Short Descriptions of Bonds with Varying Characteristics

There are many ways to characterise and group types of bonds. Beginning investors sometimes like to know: what is a coupon and how does it work?  what do the terms “derivatives” and “futures” mean related to bonds? This section gives short descriptions about bonds with varying characteristics. Use the Glossary to get definitions for other terms.

Fixed-rate Bonds - Sometimes known as a conventional or plain vanilla bond, this is a bond which pays a regular fixed interest rate over a fixed period of time to maturity with the return of principal on the maturity date.

Index-linked bonds - Bonds whose face value and interest payments are linked to an index. The best known are inflation-linked bonds, in which the face value and interest payment are linked to a consumer retail price index, and thus the investor receives a return that is inflation protected.

Zero Coupon Bonds - Bonds which do not carry a coupon (no coupon); the return on the bond comes from the fact that they are sold at a significant discount to the eventual redemption value.

Floating-rate Bonds - Bonds whose interest rate is tied to a reference rate such as LIBOR or EURIBOR. Sometimes called Floating-rate notes, FRNs, or floaters.

Convertible Bonds - A bond that provides the investor an option to exchange the bond for a preset number of shares in the issuer at a preset price and time.

Derivatives - Derivatives are complex and varied financial instruments with values that change in response to changes of the underlying assets, interest rates, currency exchange rates or indices. The main types of derivatives are futures, forwards, options and swaps. Derivatives are sometimes known as “synthetics.”

The main purpose of a derivative is to reduce risk to one party. Futures or forwards derivatives are contracts to buy or sell an asset at a specific price on a specified future date. Options give the holder the right to buy or sell an asset on a specified future date. The most common form of swap is an interest rate swap. These derivatives allow investors to profit from a falling, rising or static market.

Derivatives may be investments in their own right or may be used to build other investment vehicles such as structured products. There is debate in the financial community as to whether derivatives are suitable for individual investors due to their complexity. It is always advisable to consult a financial advisor when considering any investment related to a derivative.

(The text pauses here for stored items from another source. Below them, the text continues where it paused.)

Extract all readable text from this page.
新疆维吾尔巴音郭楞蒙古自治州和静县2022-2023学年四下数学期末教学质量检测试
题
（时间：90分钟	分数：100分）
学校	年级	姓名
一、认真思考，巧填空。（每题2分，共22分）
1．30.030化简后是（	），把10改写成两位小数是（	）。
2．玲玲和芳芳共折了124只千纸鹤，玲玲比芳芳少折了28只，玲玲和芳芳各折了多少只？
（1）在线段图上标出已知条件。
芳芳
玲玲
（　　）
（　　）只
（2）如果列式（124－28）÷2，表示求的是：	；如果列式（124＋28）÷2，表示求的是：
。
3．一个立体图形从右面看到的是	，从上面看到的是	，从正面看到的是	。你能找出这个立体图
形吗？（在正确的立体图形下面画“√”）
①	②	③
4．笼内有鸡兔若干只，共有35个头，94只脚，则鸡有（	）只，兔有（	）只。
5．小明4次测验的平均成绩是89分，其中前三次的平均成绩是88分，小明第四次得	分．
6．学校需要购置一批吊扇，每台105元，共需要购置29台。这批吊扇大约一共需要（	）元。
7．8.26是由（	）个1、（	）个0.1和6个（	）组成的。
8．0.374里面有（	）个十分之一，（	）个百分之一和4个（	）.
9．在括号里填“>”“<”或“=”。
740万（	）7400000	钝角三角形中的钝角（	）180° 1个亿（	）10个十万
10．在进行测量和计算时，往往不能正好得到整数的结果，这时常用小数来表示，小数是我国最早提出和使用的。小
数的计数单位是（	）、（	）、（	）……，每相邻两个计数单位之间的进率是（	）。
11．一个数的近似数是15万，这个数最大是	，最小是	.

Financial Futures - A financial future is a contract agreeing to buy or sell a specified amount of an underlying financial instrument at a specific price on a specified future date. There are three main types of financial futures: interest rate futures; stock index futures or currency futures. Because futures are complicated and risky, with the potential for losses not limited to your original investment, futures products are not suitable for many individual investors.